Ragusa – Al Circolo di conversazione si è tenuta questa mattina la conferenza stampa di presentazione dei festeggiamenti in onore di San Giorgio patrono, con il sindaco Peppe Cassì, il vicesindaco Gianni Giuffrida, il parroco don Giuseppe Antoci e il rappresentante del comitato Stefano Avola. Il programma prende il via domenica 24 maggio e si estende fino al 31, con appuntamenti liturgici e ricreativi concentrati nel cuore di Ragusa Ibla.

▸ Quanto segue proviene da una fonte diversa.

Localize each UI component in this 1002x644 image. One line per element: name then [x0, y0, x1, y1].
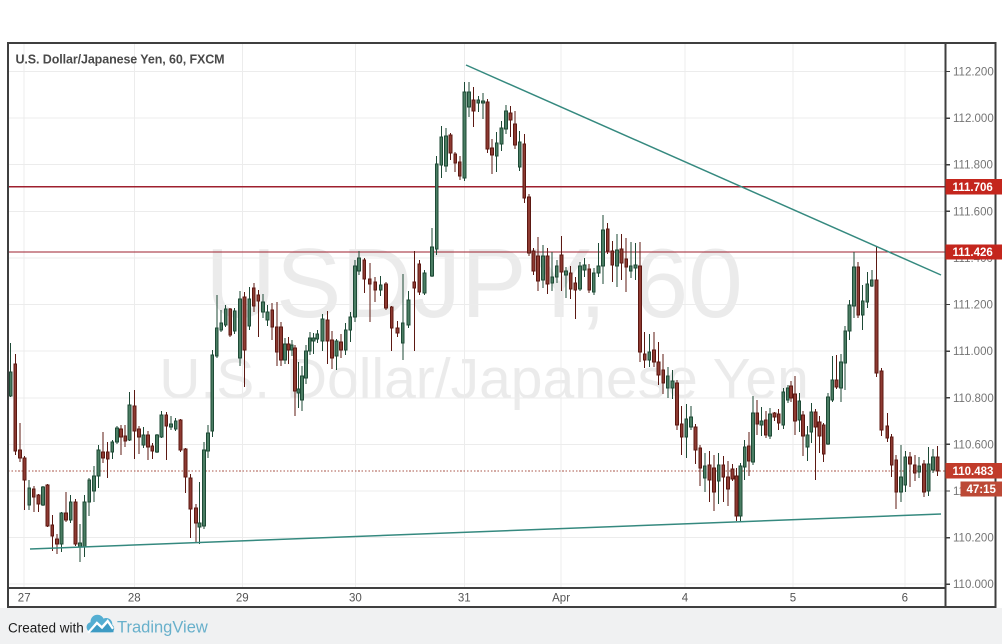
svg-text:111.200: 111.200: [953, 300, 993, 312]
svg-text:110.000: 110.000: [953, 579, 994, 591]
svg-text:111.706: 111.706: [953, 182, 993, 194]
svg-text:U.S. Dollar/Japanese Yen, 60,: U.S. Dollar/Japanese Yen, 60, FXCM: [16, 53, 225, 67]
svg-text:111.426: 111.426: [953, 247, 993, 259]
svg-text:U.S. Dollar/Japanese Yen: U.S. Dollar/Japanese Yen: [159, 347, 809, 411]
svg-text:110.600: 110.600: [953, 439, 994, 451]
svg-text:4: 4: [682, 593, 689, 605]
svg-text:31: 31: [458, 593, 471, 605]
svg-text:111.000: 111.000: [953, 346, 993, 358]
svg-text:Created with: Created with: [8, 621, 84, 636]
svg-text:111.600: 111.600: [953, 206, 993, 218]
svg-text:5: 5: [790, 593, 796, 605]
svg-text:Apr: Apr: [552, 593, 570, 605]
svg-text:TradingView: TradingView: [117, 619, 208, 637]
svg-text:30: 30: [349, 593, 362, 605]
svg-text:28: 28: [128, 593, 141, 605]
svg-text:110.200: 110.200: [953, 533, 994, 545]
svg-text:111.800: 111.800: [953, 160, 993, 172]
svg-text:29: 29: [236, 593, 249, 605]
svg-text:27: 27: [18, 593, 31, 605]
svg-text:USDJPY, 60: USDJPY, 60: [205, 228, 742, 338]
svg-text:6: 6: [902, 593, 908, 605]
svg-text:110.483: 110.483: [953, 466, 994, 478]
svg-text:112.200: 112.200: [953, 67, 994, 79]
svg-text:112.000: 112.000: [953, 113, 994, 125]
svg-text:110.800: 110.800: [953, 393, 994, 405]
svg-text:47:15: 47:15: [967, 484, 997, 496]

Il sindaco Cassì ha descritto la festa come «un momento di gioia, di riflessione e di identità», sottolineando il legame profondo tra la comunità ragusana e il proprio patrono. Uno degli accenti più forti è stato riservato ai giovani: non semplici partecipanti, ma protagonisti dell’organizzazione e della vita parrocchiale durante tutto l’anno.
Don Antoci ha confermato questa lettura, spiegando come San Giorgio riesca ad avvicinare molti ragazzi e ragazze attraverso un cammino che va ben oltre i giorni della festa. Avola ha aggiunto che il comitato — composto da giovani e adulti che vivono la comunità quotidianamente — considera la festa un percorso cristiano condiviso, non un semplice evento stagionale.
Il programma: dai riti liturgici agli eventi in piazza
I festeggiamenti si aprono domenica 24 maggio con il suono delle campane a distesa alle 9, in occasione della solennità di Pentecoste. Seguono le celebrazioni eucaristiche del mattino e della sera, il Santo Rosario e i Vespri.
Lunedì 25 maggio è previsto il pellegrinaggio al cimitero di Ragusa Ibla con la messa delle 9,30 e, nel pomeriggio, il Rosario e una celebrazione presieduta da don Antonio Cascone. Martedì 26 maggio, in occasione della festa di Maria Ss. Odigitria, si terrà la chiusura dell’anno catechistico con un’agape fraterna.
Sul fronte ricreativo, già domenica 24 aprirà la pesca di beneficenza alla sala Sant’Antonino e, nel pomeriggio, verrà inaugurata all’auditorium San Vincenzo Ferreri la mostra Caleidoscopio Ibleo – La Lancia, la Luce e l’Oltre. In serata, alle 19, in Piazza G.B. Marini, si esibiranno i gruppi “Faciti Rota” e “Danzart” per la novità dell'”Arrusti e mancia”. Alle 20, nella chiesa Madre di San Giorgio, concerto d’organo del maestro Diego Cannizzaro.
Istituzioni e sponsor a sostegno dei festeggiamenti
L’evento è sostenuto dal Comune di Ragusa, dal Libero consorzio comunale di Ragusa, dall’Assemblea regionale siciliana e dalla Regione Siciliana attraverso gli assessorati ai Beni culturali, all’Identità siciliana, al Turismo e allo Spettacolo, oltre che da Baps e numerosi sponsor privati.
Cassì ha chiuso l’incontro ricordando che la festa di San Giorgio è «un segno di continuità e di futuro», espressione di una comunità che crede nella propria identità e nella partecipazione collettiva.